Horace Silver & the Jazz Messengers

"Room 608"

From 'Horace Silver and the Jazz Messengers'

This is one of the greatest small groups in jazz history: Horace Silver, Hank Mobley, Kenny Dorham, Doug Watkins and Art Blakey. The record is on fire — every tune, every solo. Check out Silver's comping: His left hand jabs like a boxer. His solo on "Room 608" was one of the first that I learned.

Hank Mobley


From 'Soul Station'

Hank Mobley always sounded relaxed. He never wasted a note or phrase, and had one of the most beautiful tenor sounds ever. His lines were always meaningful. I always enjoy hearing players of this caliber essentially playing a "head" arrangement.

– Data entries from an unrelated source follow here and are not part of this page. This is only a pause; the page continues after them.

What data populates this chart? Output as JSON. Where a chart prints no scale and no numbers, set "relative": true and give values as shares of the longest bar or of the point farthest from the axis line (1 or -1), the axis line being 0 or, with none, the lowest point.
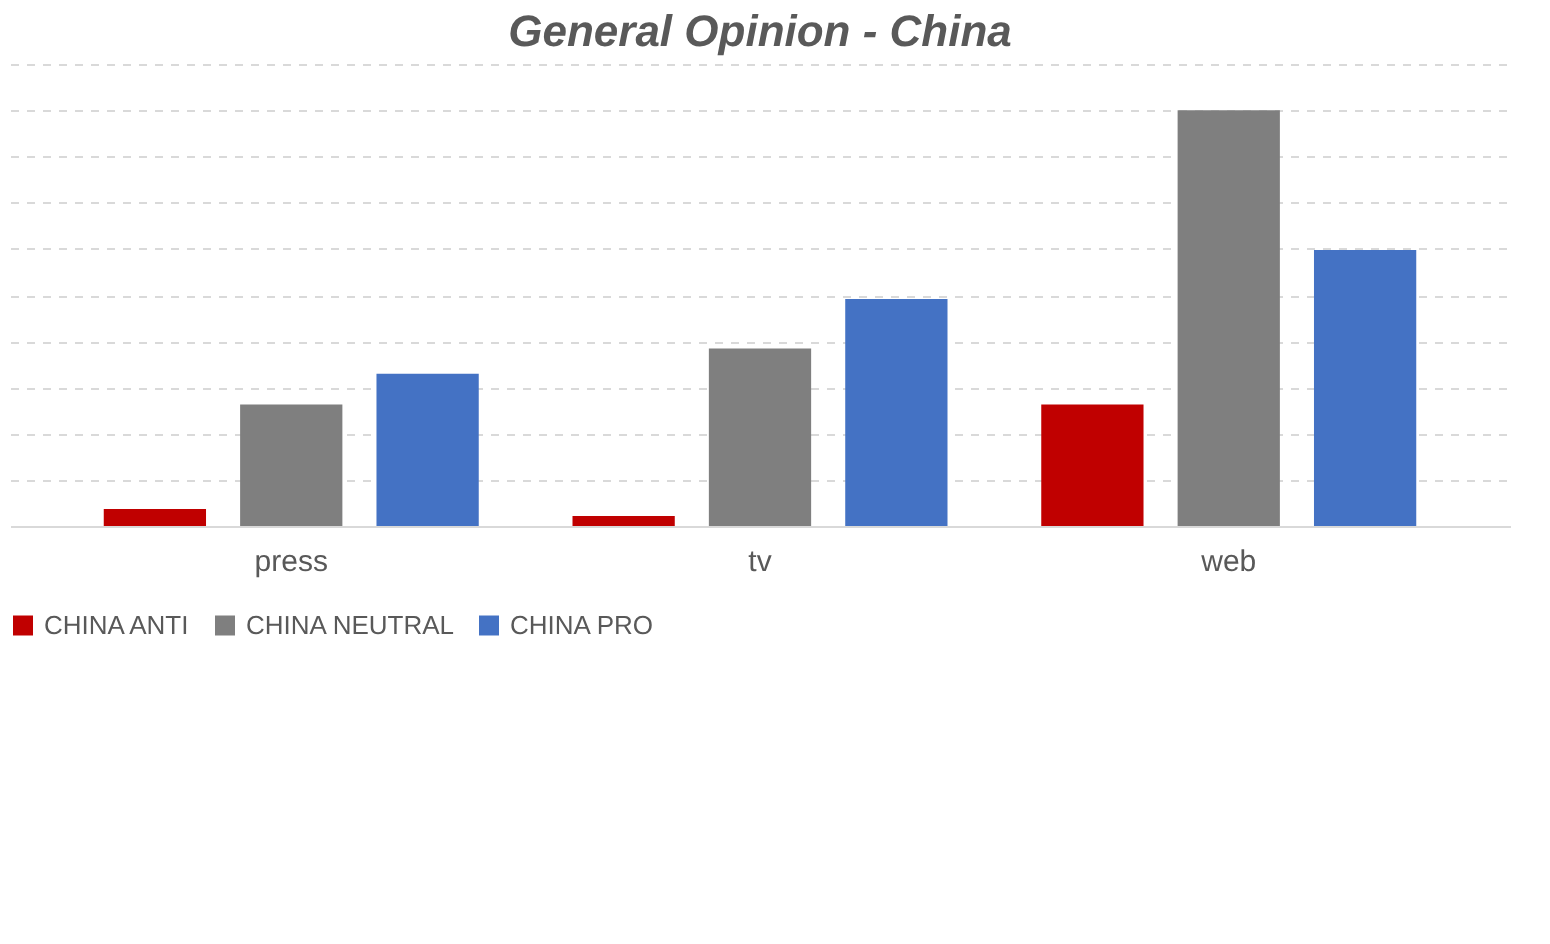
{
  "chart_data": {
    "type": "bar",
    "title": "General Opinion - China",
    "relative": true,
    "grid": "y",
    "legend": "bottom",
    "categories": [
      "press",
      "tv",
      "web"
    ],
    "series": [
      {
        "name": "CHINA ANTI",
        "color": "#c00000",
        "values": [
          0.041,
          0.024,
          0.292
        ]
      },
      {
        "name": "CHINA NEUTRAL",
        "color": "#7f7f7f",
        "values": [
          0.292,
          0.427,
          1
        ]
      },
      {
        "name": "CHINA PRO",
        "color": "#4472c4",
        "values": [
          0.366,
          0.546,
          0.664
        ]
      }
    ]
  }
}
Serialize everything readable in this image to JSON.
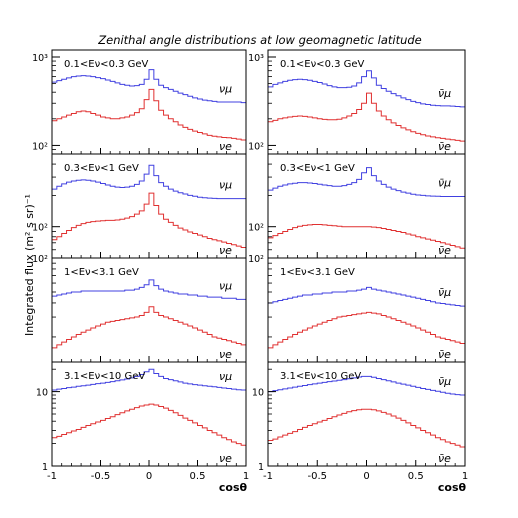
{
  "title": "Zenithal angle distributions at low geomagnetic latitude",
  "ylabel": "Integrated flux (m² s sr)⁻¹",
  "xlabel": "cosθ",
  "colors": {
    "mu": "#4040e0",
    "e": "#e03030",
    "frame": "#000000"
  },
  "chart_data": {
    "type": "line",
    "x_bin_edges": [
      -1.0,
      -0.95,
      -0.9,
      -0.85,
      -0.8,
      -0.75,
      -0.7,
      -0.65,
      -0.6,
      -0.55,
      -0.5,
      -0.45,
      -0.4,
      -0.35,
      -0.3,
      -0.25,
      -0.2,
      -0.15,
      -0.1,
      -0.05,
      0.0,
      0.05,
      0.1,
      0.15,
      0.2,
      0.25,
      0.3,
      0.35,
      0.4,
      0.45,
      0.5,
      0.55,
      0.6,
      0.65,
      0.7,
      0.75,
      0.8,
      0.85,
      0.9,
      0.95,
      1.0
    ],
    "xlim": [
      -1,
      1
    ],
    "x_ticks": [
      -1,
      -0.5,
      0,
      0.5,
      1
    ],
    "x_tick_labels": [
      "-1",
      "-0.5",
      "0",
      "0.5",
      "1"
    ],
    "panels": [
      {
        "label": "0.1<Eν<0.3 GeV",
        "row": 0,
        "col": 0,
        "ylog": true,
        "ylim": [
          80,
          1200
        ],
        "y_ticks": [
          100,
          1000
        ],
        "y_tick_labels": [
          "10²",
          "10³"
        ],
        "series": [
          {
            "name": "νμ",
            "values": [
              520,
              540,
              560,
              580,
              600,
              610,
              615,
              610,
              600,
              585,
              570,
              550,
              530,
              510,
              490,
              480,
              470,
              475,
              490,
              560,
              720,
              560,
              480,
              450,
              430,
              410,
              390,
              375,
              360,
              345,
              335,
              325,
              320,
              315,
              310,
              310,
              310,
              310,
              310,
              305
            ]
          },
          {
            "name": "νe",
            "values": [
              190,
              200,
              210,
              220,
              230,
              240,
              245,
              240,
              230,
              220,
              210,
              205,
              200,
              200,
              205,
              210,
              220,
              235,
              260,
              330,
              430,
              320,
              250,
              220,
              200,
              185,
              170,
              160,
              152,
              145,
              140,
              135,
              130,
              127,
              125,
              123,
              122,
              120,
              118,
              115
            ]
          }
        ]
      },
      {
        "label": "0.1<Eν<0.3 GeV",
        "row": 0,
        "col": 1,
        "ylog": true,
        "ylim": [
          80,
          1200
        ],
        "y_ticks": [
          100,
          1000
        ],
        "y_tick_labels": [
          "10²",
          "10³"
        ],
        "series": [
          {
            "name": "ν̄μ",
            "values": [
              460,
              490,
              510,
              530,
              545,
              555,
              560,
              555,
              545,
              530,
              515,
              495,
              475,
              460,
              450,
              450,
              455,
              470,
              510,
              600,
              700,
              580,
              480,
              440,
              410,
              385,
              365,
              345,
              330,
              315,
              305,
              295,
              290,
              285,
              282,
              280,
              280,
              278,
              276,
              273
            ]
          },
          {
            "name": "ν̄e",
            "values": [
              185,
              192,
              200,
              205,
              210,
              213,
              215,
              213,
              210,
              205,
              200,
              197,
              195,
              195,
              198,
              205,
              215,
              230,
              255,
              300,
              390,
              300,
              245,
              215,
              195,
              180,
              168,
              158,
              150,
              143,
              137,
              132,
              128,
              125,
              122,
              120,
              118,
              116,
              114,
              112
            ]
          }
        ]
      },
      {
        "label": "0.3<Eν<1 GeV",
        "row": 1,
        "col": 0,
        "ylog": true,
        "ylim": [
          50,
          500
        ],
        "y_ticks": [
          100
        ],
        "y_tick_labels": [
          "10²"
        ],
        "series": [
          {
            "name": "νμ",
            "values": [
              230,
              245,
              258,
              268,
              275,
              280,
              282,
              280,
              275,
              268,
              260,
              252,
              245,
              240,
              238,
              240,
              245,
              255,
              275,
              320,
              390,
              310,
              265,
              245,
              230,
              220,
              212,
              206,
              200,
              196,
              192,
              190,
              188,
              187,
              186,
              186,
              186,
              186,
              186,
              186
            ]
          },
          {
            "name": "νe",
            "values": [
              75,
              80,
              86,
              92,
              98,
              103,
              107,
              110,
              112,
              113,
              114,
              115,
              115,
              116,
              118,
              121,
              125,
              132,
              142,
              165,
              210,
              160,
              132,
              118,
              110,
              103,
              97,
              93,
              89,
              86,
              83,
              80,
              77,
              75,
              73,
              71,
              69,
              67,
              65,
              63
            ]
          }
        ]
      },
      {
        "label": "0.3<Eν<1 GeV",
        "row": 1,
        "col": 1,
        "ylog": true,
        "ylim": [
          50,
          500
        ],
        "y_ticks": [
          100
        ],
        "y_tick_labels": [
          "10²"
        ],
        "series": [
          {
            "name": "ν̄μ",
            "values": [
              225,
              235,
              245,
              252,
              258,
              262,
              265,
              265,
              263,
              260,
              256,
              252,
              248,
              245,
              245,
              248,
              255,
              265,
              285,
              330,
              370,
              310,
              275,
              255,
              240,
              230,
              222,
              215,
              210,
              205,
              202,
              200,
              198,
              197,
              196,
              195,
              195,
              195,
              195,
              195
            ]
          },
          {
            "name": "ν̄e",
            "values": [
              78,
              82,
              86,
              90,
              94,
              98,
              101,
              103,
              104,
              105,
              105,
              104,
              103,
              102,
              101,
              100,
              100,
              100,
              100,
              100,
              100,
              99,
              98,
              96,
              94,
              92,
              90,
              88,
              85,
              83,
              80,
              78,
              76,
              74,
              72,
              70,
              68,
              66,
              64,
              62
            ]
          }
        ]
      },
      {
        "label": "1<Eν<3.1 GeV",
        "row": 2,
        "col": 0,
        "ylog": true,
        "ylim": [
          12,
          100
        ],
        "y_ticks": [
          100
        ],
        "y_tick_labels": [
          "10²"
        ],
        "series": [
          {
            "name": "νμ",
            "values": [
              46,
              47,
              48,
              49,
              50,
              50,
              51,
              51,
              51,
              51,
              51,
              51,
              51,
              51,
              51,
              52,
              52,
              53,
              55,
              58,
              64,
              57,
              53,
              51,
              50,
              49,
              48,
              48,
              47,
              47,
              46,
              46,
              45,
              45,
              45,
              44,
              44,
              44,
              43,
              43
            ]
          },
          {
            "name": "νe",
            "values": [
              16,
              17,
              18,
              19,
              20,
              21,
              22,
              23,
              24,
              25,
              26,
              27,
              27.5,
              28,
              28.5,
              29,
              29.5,
              30,
              31,
              33,
              37,
              33,
              31,
              30,
              29,
              28,
              27,
              26,
              25,
              24,
              23,
              22,
              21,
              20,
              19.5,
              19,
              18.5,
              18,
              17.5,
              17
            ]
          }
        ]
      },
      {
        "label": "1<Eν<3.1 GeV",
        "row": 2,
        "col": 1,
        "ylog": true,
        "ylim": [
          12,
          100
        ],
        "y_ticks": [
          100
        ],
        "y_tick_labels": [
          "10²"
        ],
        "series": [
          {
            "name": "ν̄μ",
            "values": [
              40,
              41,
              42,
              43,
              44,
              45,
              46,
              47,
              47,
              48,
              48,
              49,
              49,
              50,
              50,
              50,
              51,
              51,
              52,
              53,
              55,
              53,
              52,
              51,
              50,
              49,
              48,
              47,
              46,
              45,
              44,
              43,
              42,
              41,
              40,
              39.5,
              39,
              38.5,
              38,
              37.5
            ]
          },
          {
            "name": "ν̄e",
            "values": [
              16,
              17,
              18,
              19,
              20,
              21,
              22,
              23,
              24,
              25,
              26,
              27,
              28,
              29,
              30,
              30.5,
              31,
              31.5,
              32,
              32.5,
              33,
              32.5,
              32,
              31,
              30,
              29,
              28,
              27,
              26,
              25,
              24,
              23,
              22,
              21,
              20,
              19.5,
              19,
              18.5,
              18,
              17.5
            ]
          }
        ]
      },
      {
        "label": "3.1<Eν<10 GeV",
        "row": 3,
        "col": 0,
        "ylog": true,
        "ylim": [
          1,
          25
        ],
        "y_ticks": [
          1,
          10
        ],
        "y_tick_labels": [
          "1",
          "10"
        ],
        "series": [
          {
            "name": "νμ",
            "values": [
              10.5,
              10.8,
              11,
              11.3,
              11.5,
              11.8,
              12,
              12.2,
              12.5,
              12.8,
              13,
              13.3,
              13.6,
              14,
              14.4,
              14.8,
              15.3,
              16,
              17,
              18.5,
              20,
              17.5,
              16,
              15,
              14.5,
              14,
              13.5,
              13,
              12.7,
              12.4,
              12.2,
              12,
              11.8,
              11.6,
              11.4,
              11.2,
              11,
              10.8,
              10.6,
              10.5
            ]
          },
          {
            "name": "νe",
            "values": [
              2.4,
              2.5,
              2.65,
              2.8,
              2.95,
              3.1,
              3.3,
              3.5,
              3.7,
              3.9,
              4.1,
              4.35,
              4.6,
              4.9,
              5.2,
              5.5,
              5.8,
              6.1,
              6.4,
              6.6,
              6.8,
              6.6,
              6.3,
              6,
              5.6,
              5.2,
              4.8,
              4.4,
              4.1,
              3.8,
              3.5,
              3.25,
              3,
              2.8,
              2.6,
              2.4,
              2.25,
              2.1,
              2,
              1.9
            ]
          }
        ]
      },
      {
        "label": "3.1<Eν<10 GeV",
        "row": 3,
        "col": 1,
        "ylog": true,
        "ylim": [
          1,
          25
        ],
        "y_ticks": [
          1,
          10
        ],
        "y_tick_labels": [
          "1",
          "10"
        ],
        "series": [
          {
            "name": "ν̄μ",
            "values": [
              10,
              10.3,
              10.6,
              10.9,
              11.2,
              11.5,
              11.8,
              12.1,
              12.4,
              12.7,
              13,
              13.3,
              13.6,
              13.9,
              14.2,
              14.5,
              14.9,
              15.3,
              15.7,
              16,
              16,
              15.6,
              15,
              14.5,
              14,
              13.5,
              13,
              12.6,
              12.2,
              11.8,
              11.4,
              11,
              10.7,
              10.4,
              10.1,
              9.8,
              9.5,
              9.3,
              9.1,
              9
            ]
          },
          {
            "name": "ν̄e",
            "values": [
              2.2,
              2.3,
              2.45,
              2.6,
              2.75,
              2.9,
              3.1,
              3.3,
              3.5,
              3.7,
              3.9,
              4.1,
              4.35,
              4.6,
              4.85,
              5.1,
              5.35,
              5.55,
              5.7,
              5.8,
              5.8,
              5.7,
              5.5,
              5.25,
              5,
              4.7,
              4.4,
              4.1,
              3.8,
              3.5,
              3.25,
              3,
              2.8,
              2.6,
              2.4,
              2.25,
              2.1,
              2,
              1.9,
              1.8
            ]
          }
        ]
      }
    ]
  }
}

The feel on this track is easy and swinging.

Bud Powell

"Autumn in New York"

From 'Amazing Bud Powell, Vol. 2 [Expanded]'

This is such an original conception of "Autumn in New York." Real genius. Bud Powell had such a strong artistic vision — so hip. Bebop, the music of the future!

Sonny Clark

"Somethin' Special"

From 'Leapin' and Lopin' [RVG Edition]'

This is one of the first Sonny Clark tunes I learned, a great G minor blues. Clark was a player without peer. Bill Evans cited him as a major influence, and one can really hear the influence of Clark's line in Evans' bop playing. On this track, there's real rhythm-section magic between Sonny Clark, Butch Warren on bass and Billy Higgins on drums, as well as stellar solos from Charlie Rouse and Tommy Turrentine.

Joe Henderson

"Our Thing"

From 'Our Thing'

There are many great trumpet and saxophone teams: Bird and Diz, Fats Navarro and Sonny Rollins, Miles and Coltrane. Another that's important for me is the pairing of Kenny Dorham and Joe Henderson. There's real magic because they clearly complement each other. Henderson's music sounds rooted and forward-thinking at the same time. Pete La Roca, Eddie Khan and Andrew Hill play with fire and verve.